Leveraging Machine Learning for Weather Radar Quality Control and Microphysical Retrievals

August 05, 2025

Isaac Schluesche

Committee: Michael Bell (Advisor); Russ Schumacher; Haonan Chen (Electrical and Computer Engineering)

Abstract

Data from meteorological radars must undergo an extensive quality control process in order to become useful. A primary part of the process is the removal of measurements returned by non-meteorological features such as the earth’s surface and biological targets (birds, insects, etc.). Existing methods struggle to achieve acceptable levels of non-meteorological data (NMD) removal in a timely fashion, resulting in the development of RONIN.jl (Random forest Optimized Nonmeteorological IdentificatioN) - an open-source Julia package providing an API for the end-to-end tuning, training, and testing of random forest (RF) models to remove NMD from radar sweeps. It is shown that Ronin is able to achieve performance that meets or exceeds current operational products while operating at a speed multiple orders of magnitude faster than other experimental machine learning based methods.
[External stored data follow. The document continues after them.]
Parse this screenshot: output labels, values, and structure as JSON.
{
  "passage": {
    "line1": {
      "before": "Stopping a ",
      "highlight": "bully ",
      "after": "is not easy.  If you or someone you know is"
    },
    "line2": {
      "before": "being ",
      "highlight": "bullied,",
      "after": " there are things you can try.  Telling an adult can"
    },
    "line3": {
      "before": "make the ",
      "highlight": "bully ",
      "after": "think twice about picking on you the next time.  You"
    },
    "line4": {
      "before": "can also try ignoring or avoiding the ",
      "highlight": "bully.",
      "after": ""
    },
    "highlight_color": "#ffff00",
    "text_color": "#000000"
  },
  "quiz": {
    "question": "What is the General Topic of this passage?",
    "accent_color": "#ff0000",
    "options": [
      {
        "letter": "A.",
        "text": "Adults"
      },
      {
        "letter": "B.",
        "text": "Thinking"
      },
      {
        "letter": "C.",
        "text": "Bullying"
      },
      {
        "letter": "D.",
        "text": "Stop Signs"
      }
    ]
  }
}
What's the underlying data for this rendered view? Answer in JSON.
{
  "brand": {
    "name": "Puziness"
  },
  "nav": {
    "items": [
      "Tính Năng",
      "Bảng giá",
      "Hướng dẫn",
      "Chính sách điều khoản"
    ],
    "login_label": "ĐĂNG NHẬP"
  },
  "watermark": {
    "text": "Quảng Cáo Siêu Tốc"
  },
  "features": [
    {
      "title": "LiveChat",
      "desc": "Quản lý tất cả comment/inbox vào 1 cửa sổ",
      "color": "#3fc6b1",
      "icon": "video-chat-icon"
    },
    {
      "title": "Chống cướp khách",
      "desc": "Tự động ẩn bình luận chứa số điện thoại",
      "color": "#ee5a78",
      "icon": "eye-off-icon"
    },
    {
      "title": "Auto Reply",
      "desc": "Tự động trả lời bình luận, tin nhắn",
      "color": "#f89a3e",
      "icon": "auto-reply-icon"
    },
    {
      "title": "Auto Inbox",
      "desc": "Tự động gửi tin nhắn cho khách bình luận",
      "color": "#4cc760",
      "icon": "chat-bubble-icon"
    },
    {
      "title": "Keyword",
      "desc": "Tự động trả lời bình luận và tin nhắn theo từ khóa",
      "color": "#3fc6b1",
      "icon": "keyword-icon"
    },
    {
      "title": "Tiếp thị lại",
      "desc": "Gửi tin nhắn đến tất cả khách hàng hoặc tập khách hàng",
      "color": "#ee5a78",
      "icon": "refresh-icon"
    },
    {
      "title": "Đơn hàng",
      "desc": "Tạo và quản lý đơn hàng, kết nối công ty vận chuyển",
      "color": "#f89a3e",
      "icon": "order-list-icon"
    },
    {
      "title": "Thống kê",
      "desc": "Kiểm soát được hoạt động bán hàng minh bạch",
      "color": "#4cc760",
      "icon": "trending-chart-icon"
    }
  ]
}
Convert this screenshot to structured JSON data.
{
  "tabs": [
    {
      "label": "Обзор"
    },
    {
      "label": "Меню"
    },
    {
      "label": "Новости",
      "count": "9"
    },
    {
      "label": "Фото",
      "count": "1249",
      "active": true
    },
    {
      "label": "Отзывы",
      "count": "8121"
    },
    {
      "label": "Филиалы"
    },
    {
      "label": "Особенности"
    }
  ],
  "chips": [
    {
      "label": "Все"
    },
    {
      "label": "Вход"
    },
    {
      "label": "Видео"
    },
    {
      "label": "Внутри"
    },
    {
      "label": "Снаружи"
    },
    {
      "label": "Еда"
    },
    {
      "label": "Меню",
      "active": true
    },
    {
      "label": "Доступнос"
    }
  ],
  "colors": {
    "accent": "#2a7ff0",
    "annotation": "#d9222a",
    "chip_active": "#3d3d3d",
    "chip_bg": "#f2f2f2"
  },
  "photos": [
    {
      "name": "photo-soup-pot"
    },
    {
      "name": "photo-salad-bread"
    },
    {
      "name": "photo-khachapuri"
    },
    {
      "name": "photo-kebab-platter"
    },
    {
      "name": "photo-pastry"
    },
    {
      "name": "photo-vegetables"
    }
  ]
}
Hydrometeor size distributions (HSDs) are quantities of great interest in a range of meteorological disciplines including cloud microphysics and numerical modeling. An expanding body of literature has shown that these distributions can be succinctly represented as functions of two or three integral moments of the distribution itself, with effective normalizations drastically reducing variability toward a distribution that does not vary across climactic regimes or precipitation habits. In this study, a novel three-moment normalization is employed to generate an extensive library of simulated HSDs, broadly conditioned on observations, in service of training a retrieval algorithm for the full distribution. Simulated radar variables are also computed for the distributions contained in the synthetic dataset. Subsequently, several Artificial Neural Networks (ANNs) are trained to use the radar variables as input to retrieve the full HSD in a variety of different manners. Finally, the different retrieval techniques are evaluated on a real-world dataset. It is shown that all methods examined are at least somewhat effective at retrieving moments, even of lower order, of observed distributions, and produce distributions that match well with observations.